Barr, a former top Treasury official under President Barack Obama, is the last of President Joe Biden’s three nominees to the Fed’s board of governors to win Senate confirmation. All seven seats on the Fed’s board are now filled, for the first time in roughly a decade, as the central bank tackles the worst inflation in 40 years.
The Senate voted 66-28 to approve Barr to serve as vice chair for supervision, the government’s primary financial regulator.
As a Treasury official, Barr helped design the 2010 Dodd-Frank financial regulations after the devastating 2008 financial crisis. He most recently was the dean of the University of Michigan’s Gerald R. Ford School of Public Policy.
During his Senate confirmation hearing, Barr pledged to support the Fed’s efforts to reduce inflation and said he would promote “clear rules” to govern financial innovation
Barr received mostly mild questioning and faced little of the strong opposition that sank Biden’s first choice for the post, former Deputy Treasury Secretary Sarah Bloom Raskin.
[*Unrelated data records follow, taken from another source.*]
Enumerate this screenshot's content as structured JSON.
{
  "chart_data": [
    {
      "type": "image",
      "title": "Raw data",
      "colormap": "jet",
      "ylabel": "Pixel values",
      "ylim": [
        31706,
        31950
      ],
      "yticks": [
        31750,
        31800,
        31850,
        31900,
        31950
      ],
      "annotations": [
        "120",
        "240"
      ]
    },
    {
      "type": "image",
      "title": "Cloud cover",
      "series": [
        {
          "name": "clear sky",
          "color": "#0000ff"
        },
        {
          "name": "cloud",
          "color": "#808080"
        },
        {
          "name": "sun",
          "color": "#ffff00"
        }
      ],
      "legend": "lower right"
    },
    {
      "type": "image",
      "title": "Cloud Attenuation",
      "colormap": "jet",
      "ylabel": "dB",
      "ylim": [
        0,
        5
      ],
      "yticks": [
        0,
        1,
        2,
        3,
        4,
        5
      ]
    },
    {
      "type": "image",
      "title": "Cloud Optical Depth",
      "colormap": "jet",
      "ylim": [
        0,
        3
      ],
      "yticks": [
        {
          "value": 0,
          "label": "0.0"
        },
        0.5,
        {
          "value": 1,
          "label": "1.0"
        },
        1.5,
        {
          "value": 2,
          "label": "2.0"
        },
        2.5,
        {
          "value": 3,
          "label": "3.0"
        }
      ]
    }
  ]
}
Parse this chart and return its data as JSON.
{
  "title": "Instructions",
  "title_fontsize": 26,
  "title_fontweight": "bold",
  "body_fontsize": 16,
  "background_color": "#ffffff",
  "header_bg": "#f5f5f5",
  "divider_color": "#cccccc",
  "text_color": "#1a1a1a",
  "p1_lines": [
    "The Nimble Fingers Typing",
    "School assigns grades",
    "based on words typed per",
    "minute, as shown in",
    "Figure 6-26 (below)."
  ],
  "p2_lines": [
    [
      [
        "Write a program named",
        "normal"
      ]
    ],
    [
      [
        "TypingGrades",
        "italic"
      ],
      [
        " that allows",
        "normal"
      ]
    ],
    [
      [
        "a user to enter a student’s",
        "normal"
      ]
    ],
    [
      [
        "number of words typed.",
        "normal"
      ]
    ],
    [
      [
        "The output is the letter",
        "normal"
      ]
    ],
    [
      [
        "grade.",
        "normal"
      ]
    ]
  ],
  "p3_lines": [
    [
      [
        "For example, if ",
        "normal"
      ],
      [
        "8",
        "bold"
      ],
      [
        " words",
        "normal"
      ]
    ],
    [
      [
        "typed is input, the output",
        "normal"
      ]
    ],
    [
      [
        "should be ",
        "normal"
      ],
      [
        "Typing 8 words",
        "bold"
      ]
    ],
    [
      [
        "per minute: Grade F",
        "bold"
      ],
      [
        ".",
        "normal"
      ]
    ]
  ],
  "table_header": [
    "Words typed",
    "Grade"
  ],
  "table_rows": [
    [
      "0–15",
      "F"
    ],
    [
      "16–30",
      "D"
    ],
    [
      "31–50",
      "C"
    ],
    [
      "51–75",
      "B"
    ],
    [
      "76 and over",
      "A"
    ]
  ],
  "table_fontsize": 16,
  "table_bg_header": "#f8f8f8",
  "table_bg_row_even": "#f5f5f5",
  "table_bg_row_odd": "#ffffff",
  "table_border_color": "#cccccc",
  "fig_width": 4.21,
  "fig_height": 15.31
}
Raskin ran into unanimous disapproval from Senate Republicans and from West Virginia Democratic Sen. Joe Manchin. They argued that she would go too far to weigh the impact of climate change as part of the Fed’s regulatory authority and possibly discourage banks from lending to oil, gas, and coal companies.
Barr sought to play down the Fed’s role regarding climate change, saying that its “authorities here are important, but quite limited, quite narrow.”
The Fed “should not be in the business of telling financial institutions to lend to a particular sector or not to lend to a particular sector,” he said.
Barr also echoed concerns outlined in a recent Fed report on financial stability by noting that stablecoins carry “run risk,” or the risk that they will collapse in value as holders of the coins, which are often pegged to the dollar, seek to cash in their coins all at once. If the coin issuer doesn’t have sufficient assets to redeem them, investors can lose money.
Congress and financial regulators should “wrap their arms around those financial stability risks, and regulate so that we don’t have situations where people are holding an asset that they believe is a cash instrument, but it actually is not,” Barr said.
There has been only one other vice chair for supervision, Randal Quarles, whose term ended in January. Quarles drove several changes to financial regulation during his term that drew criticism from progressives. They argued that, among other moves, Quarles took steps that reduced the capital that banks are required to hold to ensure they remain solvent. Still, the banks overall emerged from the COVID pandemic in solid financial shape.